A 12% GDP goal is feasible - and this is how
Prime Minister Narendra Modi’s target of 12% annual GDP growth goal is seen by many as pre-election rhetoric. Here are some ideas that could help the government to achieve that dream.Updated: Oct 03, 2014 08:58 IST
Prime Minister Narendra Modi’s target of 12% annual GDP growth goal is seen by many as pre-election rhetoric. But I think it is a feasible target. Here are some ideas that could help the government to achieve that dream.
Sustainable Competitive Advantage (SCA): Developed countries have companies with SCA which develop products suited to their culture and knowledge. For example, Germans and cars, French with perfume and wine, Italians and leather shoes. India must encourage development in industries that have global markets where we can upgrade and excel in, for example in information technology, gems and jewellery, and some medicines.
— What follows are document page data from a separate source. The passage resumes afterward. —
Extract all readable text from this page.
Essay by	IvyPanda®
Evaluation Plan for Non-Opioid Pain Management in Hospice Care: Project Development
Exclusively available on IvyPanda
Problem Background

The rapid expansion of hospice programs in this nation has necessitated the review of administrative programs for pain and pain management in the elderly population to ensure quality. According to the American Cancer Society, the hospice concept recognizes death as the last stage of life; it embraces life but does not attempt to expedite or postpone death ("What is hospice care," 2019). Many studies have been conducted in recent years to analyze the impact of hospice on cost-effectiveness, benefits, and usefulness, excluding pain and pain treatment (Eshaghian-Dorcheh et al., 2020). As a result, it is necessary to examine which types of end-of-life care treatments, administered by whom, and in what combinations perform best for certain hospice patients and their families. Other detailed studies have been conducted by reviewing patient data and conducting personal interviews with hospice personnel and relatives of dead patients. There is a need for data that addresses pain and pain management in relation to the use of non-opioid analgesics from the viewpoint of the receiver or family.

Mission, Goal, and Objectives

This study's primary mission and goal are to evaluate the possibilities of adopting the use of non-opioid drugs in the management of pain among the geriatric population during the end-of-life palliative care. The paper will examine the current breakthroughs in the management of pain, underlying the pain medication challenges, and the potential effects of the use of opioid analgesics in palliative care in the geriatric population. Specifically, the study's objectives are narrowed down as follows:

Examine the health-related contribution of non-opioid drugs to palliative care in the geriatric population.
Born Globals (BGs): These are small and medium sized companies (SMEs) that grow globally at over 20% per year. They are founded by intellectual entrepreneurs who have a global vision. Some have become sizeable enterprises relatively rapidly, for example Austria’s “Red Bull” and Finland’s “Angry Birds”. India needs such companies.
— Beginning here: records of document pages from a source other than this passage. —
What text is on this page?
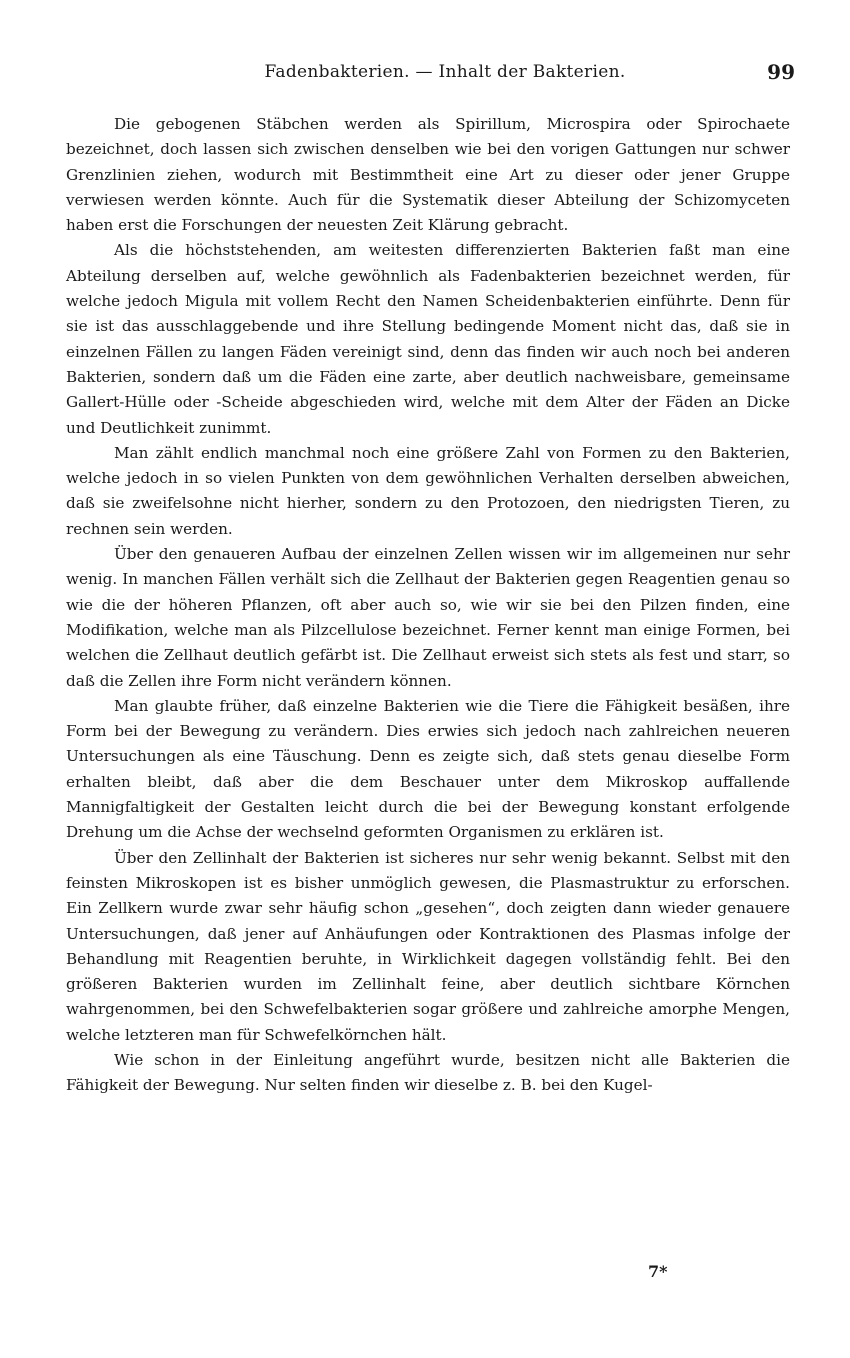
Fadenbakterien. — Inhalt der Bakterien.	99

Die gebogenen Stäbchen werden als Spirillum, Microspira oder Spirochaete bezeichnet, doch lassen sich zwischen denselben wie bei den vorigen Gattungen nur schwer Grenzlinien ziehen, wodurch mit Bestimmtheit eine Art zu dieser oder jener Gruppe verwiesen werden könnte. Auch für die Systematik dieser Abteilung der Schizomyceten haben erst die Forschungen der neuesten Zeit Klärung gebracht.

Als die höchststehenden, am weitesten differenzierten Bakterien faßt man eine Abteilung derselben auf, welche gewöhnlich als Fadenbakterien bezeichnet werden, für welche jedoch Migula mit vollem Recht den Namen Scheidenbakterien einführte. Denn für sie ist das ausschlaggebende und ihre Stellung bedingende Moment nicht das, daß sie in einzelnen Fällen zu langen Fäden vereinigt sind, denn das finden wir auch noch bei anderen Bakterien, sondern daß um die Fäden eine zarte, aber deutlich nachweisbare, gemeinsame Gallert-Hülle oder -Scheide abgeschieden wird, welche mit dem Alter der Fäden an Dicke und Deutlichkeit zunimmt.

Man zählt endlich manchmal noch eine größere Zahl von Formen zu den Bakterien, welche jedoch in so vielen Punkten von dem gewöhnlichen Verhalten derselben abweichen, daß sie zweifelsohne nicht hierher, sondern zu den Protozoen, den niedrigsten Tieren, zu rechnen sein werden.

Über den genaueren Aufbau der einzelnen Zellen wissen wir im allgemeinen nur sehr wenig. In manchen Fällen verhält sich die Zellhaut der Bakterien gegen Reagentien genau so wie die der höheren Pflanzen, oft aber auch so, wie wir sie bei den Pilzen finden, eine Modifikation, welche man als Pilzcellulose bezeichnet. Ferner kennt man einige Formen, bei welchen die Zellhaut deutlich gefärbt ist. Die Zellhaut erweist sich stets als fest und starr, so daß die Zellen ihre Form nicht verändern können.

Man glaubte früher, daß einzelne Bakterien wie die Tiere die Fähigkeit besäßen, ihre Form bei der Bewegung zu verändern. Dies erwies sich jedoch nach zahlreichen neueren Untersuchungen als eine Täuschung. Denn es zeigte sich, daß stets genau dieselbe Form erhalten bleibt, daß aber die dem Beschauer unter dem Mikroskop auffallende Mannigfaltigkeit der Gestalten leicht durch die bei der Bewegung konstant erfolgende Drehung um die Achse der wechselnd geformten Organismen zu erklären ist.

Über den Zellinhalt der Bakterien ist sicheres nur sehr wenig bekannt. Selbst mit den feinsten Mikroskopen ist es bisher unmöglich gewesen, die Plasmastruktur zu erforschen. Ein Zellkern wurde zwar sehr häufig schon „gesehen“, doch zeigten dann wieder genauere Untersuchungen, daß jener auf Anhäufungen oder Kontraktionen des Plasmas infolge der Behandlung mit Reagentien beruhte, in Wirklichkeit dagegen vollständig fehlt. Bei den größeren Bakterien wurden im Zellinhalt feine, aber deutlich sichtbare Körnchen wahrgenommen, bei den Schwefelbakterien sogar größere und zahlreiche amorphe Mengen, welche letzteren man für Schwefelkörnchen hält.

Wie schon in der Einleitung angeführt wurde, besitzen nicht alle Bakterien die Fähigkeit der Bewegung. Nur selten finden wir dieselbe z. B. bei den Kugel-

7*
Brand Equity: Many Indian SMEs have a low-price strategy. This is fundamentally unsound on a long-term basis, as it tends to commoditise their offerings. Advanced countries build brand equity for their country and firms. They treat their brands as valuable assets. The consequent benefits of customer loyalty and rising profits strengthen their firms.
Design: In today’s world of overproduction and competition an outstanding differentiating factor is design. Customers are searching for better-designed products and are willing to pay more for such designs and any learning programme in India should combine design, technology, commercialisation, and internship. The government should encourage programmes for SMEs to learn about BGs, how brand equity can be built, and how the international design of India’s products can be improved.
Increased R&D in manufacturing, science and technology: In such fields, the big danger is of intellectual property rights and patents accruing to those nations who are in the lead. We spend less than 1% of GDP on R&D while advanced developed countries spend 2% or more.
Hundred cities and fertilising underdeveloped areas: The PM’s idea of 100 major cities with good transportation links to each other, plus developing the North-East, will give a major boost to the economy.
Excessive regulation invites extortion in order to obtain quicker clearance for permits. Furthermore, logistics that impede speedy passage cause waste. Removing such hurdles has to be a priority. Much of international trade is done between nations adjacent to each other. India’s border ties have to be made friendlier.
VH Manek Kirpalani is distinguished professor of marketing and international business, IMI Delhi and John Molson School of Business, Canada.
The views expressed by the author are personal.